Secure Boot for Shooters: Are Battlefield and Call of Duty Building a Walled Garden on PC?

As Call of Duty: Black Ops 7 and Battlefield 6 mandate Secure Boot on PC, the gaming community is split. While the move aims to create a fair, cheat-free environment, it comes at a significant cost to user freedom and poses a major threat to the viability of these titles on Linux and the Steam Deck

The Price of a Fair Fight

We’ve all been there: dominating a match, only to be taken out by a player with impossibly fast reflexes and an uncanny ability to know exactly where you are. The war against cheaters is as old as online gaming itself, and publishers are now deploying their nuclear option: hardware-level security. With the announcements that both Call of Duty: Black Ops 7 and Battlefield 6 will require Secure Boot to be enabled on PC, the community is facing a pivotal question: are we willing to trade freedom for fairness?

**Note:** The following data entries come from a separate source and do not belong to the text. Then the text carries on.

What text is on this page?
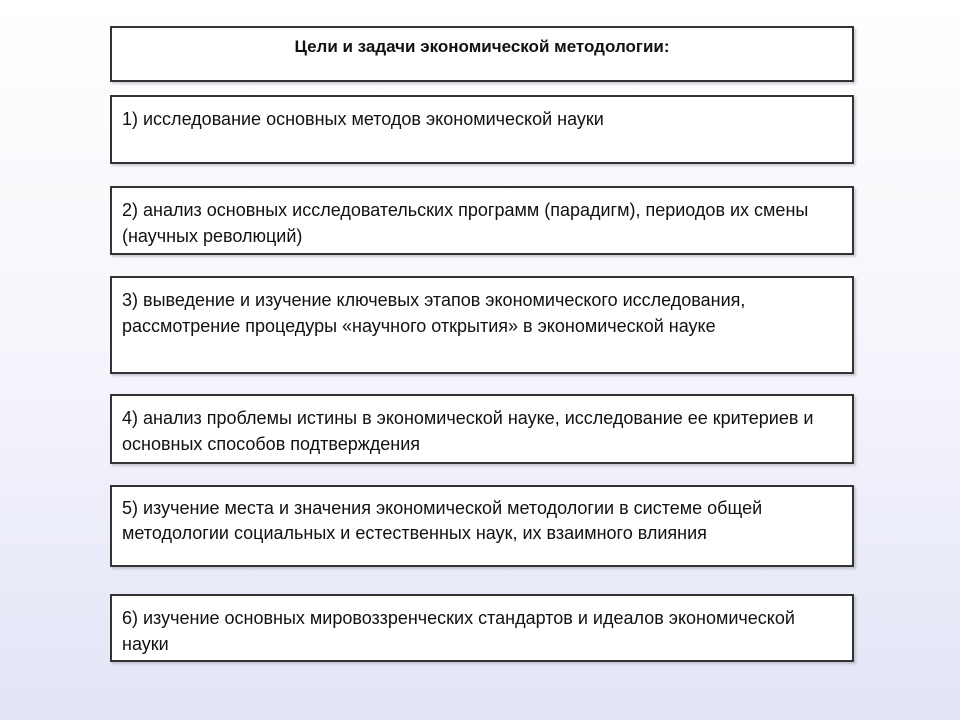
Цели и задачи экономической методологии:
1) исследование основных методов экономической науки
2) анализ основных исследовательских программ (парадигм), периодов их смены (научных революций)
3) выведение и изучение ключевых этапов экономического исследования, рассмотрение процедуры «научного открытия» в экономической науке
4) анализ проблемы истины в экономической науке, исследование ее критериев и основных способов подтверждения
5) изучение места и значения экономической методологии в системе общей методологии социальных и естественных наук, их взаимного влияния
6) изучение основных мировоззренческих стандартов и идеалов экономической науки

For many, this might seem like a non-issue. After all, if it stops cheaters, who cares? But for a growing segment of the PC community, especially those of us who live and breathe on Linux or champion the Steam Deck, this isn’t just a new requirement. It’s a new wall being built around the open pasture of PC gaming.

The New Gatekeepers: Secure Boot and TPM 2.0

So, what’s changing? Both EA and Activision are digging deeper into our systems to validate their integrity before the games even launch. Think of it as a bouncer for your boot process.

For Call of Duty: Black Ops 7, Activision is mandating that players have both Secure Boot and Trusted Platform Module (TPM) 2.0 enabled. This is the next evolution of their RICOCHET anti-cheat. Meanwhile, EA is enforcing a Secure Boot requirement for Battlefield 6 with its new system, reportedly named “EA Javelin.” We already saw a test run of this with a recent Battlefield 2042 update, and the community’s reaction was, to put it mildly, not positive.

The logic from developers is sound, at least on paper. Secure Boot ensures your PC only boots using software trusted by the manufacturer, blocking cheats that try to load before the operating system does. TPM 2.0 acts as a hardware vault, verifying that your system is in a trusted state. Together, they create a secure foundation that makes it much harder for sophisticated cheats to hide from the anti-cheat systems running on top. This isn't a new concept; Riot’s Vanguard for Valorant and competitive modes in Fortnite have been doing this for a while. But with Call of Duty and Battlefield joining in, this is officially a mainstream trend.

A Line in the Sand for PC Freedom

Honestly, we didn’t expect this trend to hit the two biggest shooter franchises so hard, and the implications are massive. While a more secure playground sounds nice, the cost of admission is control over our own machines.

The most immediate and obvious casualty is the Linux gaming community. These requirements pose a monumental challenge for anyone running games through Proton on Linux or on a Steam Deck. Getting games that demand this level of system attestation to work is a nightmare, and in many cases, simply impossible. It effectively kills support for these titles on any platform that isn’t Windows, turning the versatile PC into a single-OS console.

But the issue is bigger than just one platform. It’s about the principle. The beauty of the PC is its openness. It’s a place for tinkerers, for dual-booters, for people who want to run custom setups without seeking permission. Forcing users to enable features like Secure Boot infringes on that freedom. It dictates how you must configure your hardware for the privilege of playing a game you bought. This is a philosophical shift from an open platform to a controlled service, and it’s a path that, once taken, is hard to turn back from.

The Road Ahead: A Secure but Sterile Future?

Most modern PCs, especially those running Windows 11, likely have these features ready to go. For many gamers, enabling them in the BIOS will be a one-time, minor inconvenience. But we can’t ignore those who will be left behind-players on older hardware without TPM 2.0 support, or the thousands of us who believe in an open, flexible gaming ecosystem.

The debate here is about the soul of PC gaming. Do we accept a future where our machines are locked down in the name of competitive integrity? Or do we push back and ask developers to find solutions that don’t compromise the very freedom that makes PC gaming so special? While the fight against cheaters is noble, winning it by sacrificing player freedom and platform diversity may not be a victory at all. For now, the little penguin that could-the Steam Deck-and the entire Linux gaming scene are watching and waiting.